Journée du sommeil : attention à la somnolence au volant

, par  Delphine Delarue

La quatorzième édition de cette journée nationale s’intéresse aux interactions entre notre sommeil et les modes de transport que nous utilisons pour nous rendre à notre travail. Selon une étude réalisée pour l’occasion, un conducteur sur dix s’est déjà endormi sur le chemin du bureau. Un phénomène lié à des nuits trop courtes, mais aussi à des troubles tels que l’insomnie ou les réveils nocturnes.

Comme tous les ans, la Journée nationale du sommeil, qui se déroule ce 28 mars, a pour objectif de sensibiliser le grand public aux problématiques liées à une activité à laquelle nous consacrons quasiment un tiers de notre vie. A l’occasion de cette journée, les centres du sommeil ouvrent leurs portes, avec la participation de professionnels de santé et d’associations de malades, pour informer le public sur les différents troubles qui empêchent de bien dormir. Parallèlement, de nombreuses rencontres, conférences ou tables rondes sont prévues partout en France (renseignements sur le site Institut-sommeil-vigilance.org) autour du thème retenu pour cette quatorzième édition : « Sommeil et transports ». Il s’agira notamment de réfléchir aux interactions entre les modes de locomotion (transports en commun, voiture) utilisés pour aller travailler et le sommeil.

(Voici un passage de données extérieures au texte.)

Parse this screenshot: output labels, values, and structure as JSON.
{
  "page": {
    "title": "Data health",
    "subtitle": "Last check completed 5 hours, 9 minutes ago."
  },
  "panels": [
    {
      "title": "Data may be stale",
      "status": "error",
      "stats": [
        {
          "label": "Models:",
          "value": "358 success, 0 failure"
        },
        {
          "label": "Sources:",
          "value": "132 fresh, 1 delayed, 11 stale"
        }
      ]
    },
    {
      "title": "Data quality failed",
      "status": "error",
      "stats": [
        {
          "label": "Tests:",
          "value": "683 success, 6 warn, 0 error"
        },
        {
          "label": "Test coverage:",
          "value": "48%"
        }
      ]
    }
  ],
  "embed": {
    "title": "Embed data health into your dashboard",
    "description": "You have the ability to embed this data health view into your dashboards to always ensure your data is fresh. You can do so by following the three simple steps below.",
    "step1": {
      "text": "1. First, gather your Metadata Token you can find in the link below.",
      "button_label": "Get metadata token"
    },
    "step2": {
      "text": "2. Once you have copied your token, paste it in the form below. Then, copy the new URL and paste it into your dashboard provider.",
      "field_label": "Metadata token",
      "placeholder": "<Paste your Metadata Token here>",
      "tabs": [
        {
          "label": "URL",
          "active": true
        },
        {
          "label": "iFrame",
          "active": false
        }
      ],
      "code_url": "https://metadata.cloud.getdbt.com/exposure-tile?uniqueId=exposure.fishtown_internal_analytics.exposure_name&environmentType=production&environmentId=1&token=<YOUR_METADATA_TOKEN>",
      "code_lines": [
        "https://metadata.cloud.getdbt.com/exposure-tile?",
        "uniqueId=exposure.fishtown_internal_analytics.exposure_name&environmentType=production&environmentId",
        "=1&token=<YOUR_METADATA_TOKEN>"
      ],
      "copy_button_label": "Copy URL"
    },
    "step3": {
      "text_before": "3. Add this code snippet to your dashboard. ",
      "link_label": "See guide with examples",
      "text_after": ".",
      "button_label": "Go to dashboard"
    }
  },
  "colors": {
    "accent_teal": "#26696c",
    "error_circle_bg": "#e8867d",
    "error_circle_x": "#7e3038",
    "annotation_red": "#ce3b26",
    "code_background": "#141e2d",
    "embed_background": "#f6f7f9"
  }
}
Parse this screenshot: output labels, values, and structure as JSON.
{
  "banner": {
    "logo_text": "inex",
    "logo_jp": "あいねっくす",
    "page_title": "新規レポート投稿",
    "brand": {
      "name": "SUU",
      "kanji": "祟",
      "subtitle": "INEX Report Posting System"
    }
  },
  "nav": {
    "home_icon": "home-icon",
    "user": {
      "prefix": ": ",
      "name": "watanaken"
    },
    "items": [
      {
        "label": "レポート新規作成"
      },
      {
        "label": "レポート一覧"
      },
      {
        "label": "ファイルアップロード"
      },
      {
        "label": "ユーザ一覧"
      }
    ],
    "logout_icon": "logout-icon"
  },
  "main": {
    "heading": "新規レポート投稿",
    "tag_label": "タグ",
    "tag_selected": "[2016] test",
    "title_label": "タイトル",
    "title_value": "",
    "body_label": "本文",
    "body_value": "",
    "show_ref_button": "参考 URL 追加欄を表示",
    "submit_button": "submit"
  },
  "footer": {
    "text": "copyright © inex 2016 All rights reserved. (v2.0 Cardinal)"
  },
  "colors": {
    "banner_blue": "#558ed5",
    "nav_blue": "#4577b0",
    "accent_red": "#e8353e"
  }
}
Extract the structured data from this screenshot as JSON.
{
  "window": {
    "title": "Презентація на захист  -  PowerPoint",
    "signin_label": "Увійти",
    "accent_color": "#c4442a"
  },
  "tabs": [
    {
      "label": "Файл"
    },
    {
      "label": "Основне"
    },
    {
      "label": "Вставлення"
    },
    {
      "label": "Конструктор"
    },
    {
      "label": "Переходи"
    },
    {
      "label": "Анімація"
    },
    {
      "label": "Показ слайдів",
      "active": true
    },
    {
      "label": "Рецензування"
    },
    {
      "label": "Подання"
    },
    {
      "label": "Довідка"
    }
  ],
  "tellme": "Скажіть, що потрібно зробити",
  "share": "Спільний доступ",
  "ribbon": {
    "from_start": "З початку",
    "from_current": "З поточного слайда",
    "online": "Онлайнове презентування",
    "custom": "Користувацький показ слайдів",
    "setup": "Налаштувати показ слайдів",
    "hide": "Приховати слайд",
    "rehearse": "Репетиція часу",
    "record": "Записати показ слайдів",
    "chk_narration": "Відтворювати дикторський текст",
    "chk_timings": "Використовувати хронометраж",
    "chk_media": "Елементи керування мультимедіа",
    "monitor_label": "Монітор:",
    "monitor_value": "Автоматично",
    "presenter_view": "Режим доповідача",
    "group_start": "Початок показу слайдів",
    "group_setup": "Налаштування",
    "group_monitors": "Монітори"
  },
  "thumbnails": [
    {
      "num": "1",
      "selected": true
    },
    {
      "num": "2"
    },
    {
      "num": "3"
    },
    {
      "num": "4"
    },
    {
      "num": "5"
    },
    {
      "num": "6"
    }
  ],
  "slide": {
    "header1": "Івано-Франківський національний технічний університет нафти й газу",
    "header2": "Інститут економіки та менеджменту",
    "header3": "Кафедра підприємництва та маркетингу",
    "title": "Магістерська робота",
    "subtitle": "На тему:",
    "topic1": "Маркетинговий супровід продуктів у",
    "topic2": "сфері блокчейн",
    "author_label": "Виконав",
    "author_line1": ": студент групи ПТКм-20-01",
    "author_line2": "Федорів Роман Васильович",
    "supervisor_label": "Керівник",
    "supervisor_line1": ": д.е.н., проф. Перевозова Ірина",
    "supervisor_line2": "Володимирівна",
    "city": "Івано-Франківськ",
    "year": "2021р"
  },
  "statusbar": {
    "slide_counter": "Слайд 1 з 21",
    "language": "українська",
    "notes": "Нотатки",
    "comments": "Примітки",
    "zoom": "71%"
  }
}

Quel est le sommeil de ceux qui se déplacent chaque jour pour aller travailler ? Le choix du mode de transport a-t-il une influence sur la qualité ou la durée de nos nuits ? Peut-on récupérer d’une nuit trop courte dans les transports en commun ? Comment éviter la somnolence au volant ? Autant de questions auxquelles les participants tenteront de répondre.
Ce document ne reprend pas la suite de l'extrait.